Le Tribunal Administratif de Pau, statuant en référé sur le fondement de l'article L. 521-1 du code de justice administrative, rejette la demande de suspension présentée par M. A, administrateur de l'État. Le requérant contestait la décision de la directrice chargée de la direction générale des finances publiques du 2 avril 2025, qui subordonnait la compatibilité de son projet d'exercice de la profession d'avocat à une interdiction de démarche auprès de la direction départementale des finances publiques des Pyrénées-Atlantiques et à un engagement écrit. Le juge des référés constate que cette requête est identique à une précédente demande rejetée par une ordonnance du 16 avril 2025, et qu'aucune circonstance nouvelle n'est invoquée. En l'absence de moyen propre à créer un doute sérieux sur la légalité de la décision, la condition posée par l'article L. 521-1 n'est pas remplie.
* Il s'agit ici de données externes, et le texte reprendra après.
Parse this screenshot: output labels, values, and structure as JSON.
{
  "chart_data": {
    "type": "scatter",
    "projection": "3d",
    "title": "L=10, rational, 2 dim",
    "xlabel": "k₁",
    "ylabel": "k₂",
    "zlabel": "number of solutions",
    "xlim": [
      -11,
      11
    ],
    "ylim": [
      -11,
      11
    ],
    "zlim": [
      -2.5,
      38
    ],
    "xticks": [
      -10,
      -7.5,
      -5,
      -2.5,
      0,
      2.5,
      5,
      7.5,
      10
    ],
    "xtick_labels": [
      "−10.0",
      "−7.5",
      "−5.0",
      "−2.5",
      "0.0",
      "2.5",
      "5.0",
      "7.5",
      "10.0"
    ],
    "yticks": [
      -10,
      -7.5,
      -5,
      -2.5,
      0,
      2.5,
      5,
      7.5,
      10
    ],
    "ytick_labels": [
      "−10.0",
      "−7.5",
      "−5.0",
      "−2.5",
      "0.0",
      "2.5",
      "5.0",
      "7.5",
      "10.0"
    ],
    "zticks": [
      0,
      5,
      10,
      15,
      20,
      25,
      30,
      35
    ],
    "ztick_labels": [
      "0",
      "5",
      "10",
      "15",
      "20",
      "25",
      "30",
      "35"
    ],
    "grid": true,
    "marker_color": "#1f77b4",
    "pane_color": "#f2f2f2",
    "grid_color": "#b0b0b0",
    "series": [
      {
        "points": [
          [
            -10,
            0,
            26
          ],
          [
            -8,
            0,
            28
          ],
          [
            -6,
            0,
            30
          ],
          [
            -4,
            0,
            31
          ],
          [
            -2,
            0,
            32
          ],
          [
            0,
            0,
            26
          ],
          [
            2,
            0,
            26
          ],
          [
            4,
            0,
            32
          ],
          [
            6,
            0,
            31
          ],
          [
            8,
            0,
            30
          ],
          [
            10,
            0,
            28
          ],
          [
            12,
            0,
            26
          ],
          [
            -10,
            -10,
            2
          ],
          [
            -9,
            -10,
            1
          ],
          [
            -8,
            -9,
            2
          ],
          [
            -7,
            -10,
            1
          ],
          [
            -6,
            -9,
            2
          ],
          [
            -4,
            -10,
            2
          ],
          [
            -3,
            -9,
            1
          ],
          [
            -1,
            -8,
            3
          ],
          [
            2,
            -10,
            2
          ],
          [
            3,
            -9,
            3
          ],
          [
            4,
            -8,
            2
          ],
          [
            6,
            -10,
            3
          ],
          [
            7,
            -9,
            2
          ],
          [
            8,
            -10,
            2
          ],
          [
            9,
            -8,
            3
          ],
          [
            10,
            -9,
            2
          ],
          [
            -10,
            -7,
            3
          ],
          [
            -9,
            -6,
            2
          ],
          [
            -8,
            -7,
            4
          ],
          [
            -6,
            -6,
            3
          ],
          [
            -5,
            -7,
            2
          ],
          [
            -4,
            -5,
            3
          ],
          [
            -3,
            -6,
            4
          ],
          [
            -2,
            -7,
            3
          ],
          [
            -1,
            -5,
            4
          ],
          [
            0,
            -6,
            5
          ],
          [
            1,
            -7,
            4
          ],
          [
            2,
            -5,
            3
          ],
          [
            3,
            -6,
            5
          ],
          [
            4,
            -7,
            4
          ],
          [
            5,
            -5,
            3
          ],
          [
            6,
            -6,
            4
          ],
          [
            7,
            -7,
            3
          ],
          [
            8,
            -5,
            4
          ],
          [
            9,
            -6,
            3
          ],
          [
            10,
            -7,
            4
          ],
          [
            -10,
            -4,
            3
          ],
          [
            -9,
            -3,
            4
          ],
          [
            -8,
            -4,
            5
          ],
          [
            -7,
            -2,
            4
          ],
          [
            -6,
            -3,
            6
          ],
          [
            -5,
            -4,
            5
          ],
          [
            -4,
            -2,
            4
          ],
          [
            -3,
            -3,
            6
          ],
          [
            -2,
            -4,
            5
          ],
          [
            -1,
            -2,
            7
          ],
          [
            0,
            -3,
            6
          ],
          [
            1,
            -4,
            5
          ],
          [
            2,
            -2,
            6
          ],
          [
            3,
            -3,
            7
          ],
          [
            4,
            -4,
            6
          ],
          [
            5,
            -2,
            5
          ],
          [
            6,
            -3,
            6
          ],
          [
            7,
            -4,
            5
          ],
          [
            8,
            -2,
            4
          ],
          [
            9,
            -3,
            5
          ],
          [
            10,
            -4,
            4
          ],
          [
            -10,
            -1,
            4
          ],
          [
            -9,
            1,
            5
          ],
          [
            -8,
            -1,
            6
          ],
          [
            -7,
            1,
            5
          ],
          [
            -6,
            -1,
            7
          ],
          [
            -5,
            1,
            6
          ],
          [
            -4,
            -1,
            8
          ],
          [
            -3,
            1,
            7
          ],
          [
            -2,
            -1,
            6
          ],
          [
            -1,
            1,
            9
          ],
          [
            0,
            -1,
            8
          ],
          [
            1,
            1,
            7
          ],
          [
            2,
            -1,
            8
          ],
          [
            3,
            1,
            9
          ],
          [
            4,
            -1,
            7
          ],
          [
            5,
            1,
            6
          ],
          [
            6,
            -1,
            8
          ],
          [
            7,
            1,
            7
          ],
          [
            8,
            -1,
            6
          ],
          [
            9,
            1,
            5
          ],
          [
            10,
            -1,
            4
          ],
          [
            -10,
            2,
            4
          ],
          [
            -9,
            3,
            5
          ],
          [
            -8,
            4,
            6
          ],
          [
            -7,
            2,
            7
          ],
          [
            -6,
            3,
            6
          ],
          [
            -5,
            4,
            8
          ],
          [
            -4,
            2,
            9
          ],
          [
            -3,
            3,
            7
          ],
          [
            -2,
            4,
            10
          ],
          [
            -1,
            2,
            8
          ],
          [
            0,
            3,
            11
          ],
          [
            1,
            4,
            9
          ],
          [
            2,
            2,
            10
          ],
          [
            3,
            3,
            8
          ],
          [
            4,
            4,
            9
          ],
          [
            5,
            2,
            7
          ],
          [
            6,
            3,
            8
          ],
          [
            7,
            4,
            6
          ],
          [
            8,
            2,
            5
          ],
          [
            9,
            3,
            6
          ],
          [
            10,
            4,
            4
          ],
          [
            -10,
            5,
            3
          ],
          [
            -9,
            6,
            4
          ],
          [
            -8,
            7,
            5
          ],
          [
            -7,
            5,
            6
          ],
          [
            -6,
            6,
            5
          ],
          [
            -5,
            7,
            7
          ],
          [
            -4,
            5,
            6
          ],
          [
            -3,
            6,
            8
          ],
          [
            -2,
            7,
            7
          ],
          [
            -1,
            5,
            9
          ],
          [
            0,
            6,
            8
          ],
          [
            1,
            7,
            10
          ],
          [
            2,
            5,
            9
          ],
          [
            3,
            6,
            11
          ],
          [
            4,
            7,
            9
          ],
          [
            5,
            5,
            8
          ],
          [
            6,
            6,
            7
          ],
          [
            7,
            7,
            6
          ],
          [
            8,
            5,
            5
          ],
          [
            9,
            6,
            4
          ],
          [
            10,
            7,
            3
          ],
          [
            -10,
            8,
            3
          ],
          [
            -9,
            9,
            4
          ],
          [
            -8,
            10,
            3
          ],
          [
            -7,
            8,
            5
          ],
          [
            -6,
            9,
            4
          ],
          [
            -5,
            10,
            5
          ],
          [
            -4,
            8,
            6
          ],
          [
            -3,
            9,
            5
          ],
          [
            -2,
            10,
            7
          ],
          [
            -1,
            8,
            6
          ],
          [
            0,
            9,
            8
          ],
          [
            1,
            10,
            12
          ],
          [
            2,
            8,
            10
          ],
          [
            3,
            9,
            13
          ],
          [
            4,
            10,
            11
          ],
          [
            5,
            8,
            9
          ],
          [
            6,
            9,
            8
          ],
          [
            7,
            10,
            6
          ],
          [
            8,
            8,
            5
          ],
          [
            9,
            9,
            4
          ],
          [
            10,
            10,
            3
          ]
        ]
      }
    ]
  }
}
Cette ordonnance du Tribunal Administratif de Pau concerne le refus d'un centre hospitalier de maintenir en fonction une agente contractuelle après qu'elle a sollicité, puis annulé, une demande de portabilité de son contrat à durée indéterminée (CDI) vers une autre collectivité. La requérante demande la suspension de cette décision sur le fondement de l'article L. 521-1 du code de justice administrative, invoquant l'urgence et un doute sérieux sur la légalité de la décision, notamment une erreur de droit dans l'assimilation de sa demande à une démission. Le juge des référés examine la condition d'urgence et l'existence d'un moyen propre à créer un doute sérieux, sans avoir encore statué sur le fond. La solution retenue n'est pas explicitée dans l'extrait, mais la procédure est instruite sous les articles L. 521-1 et L. 522-3 du code de justice administrative.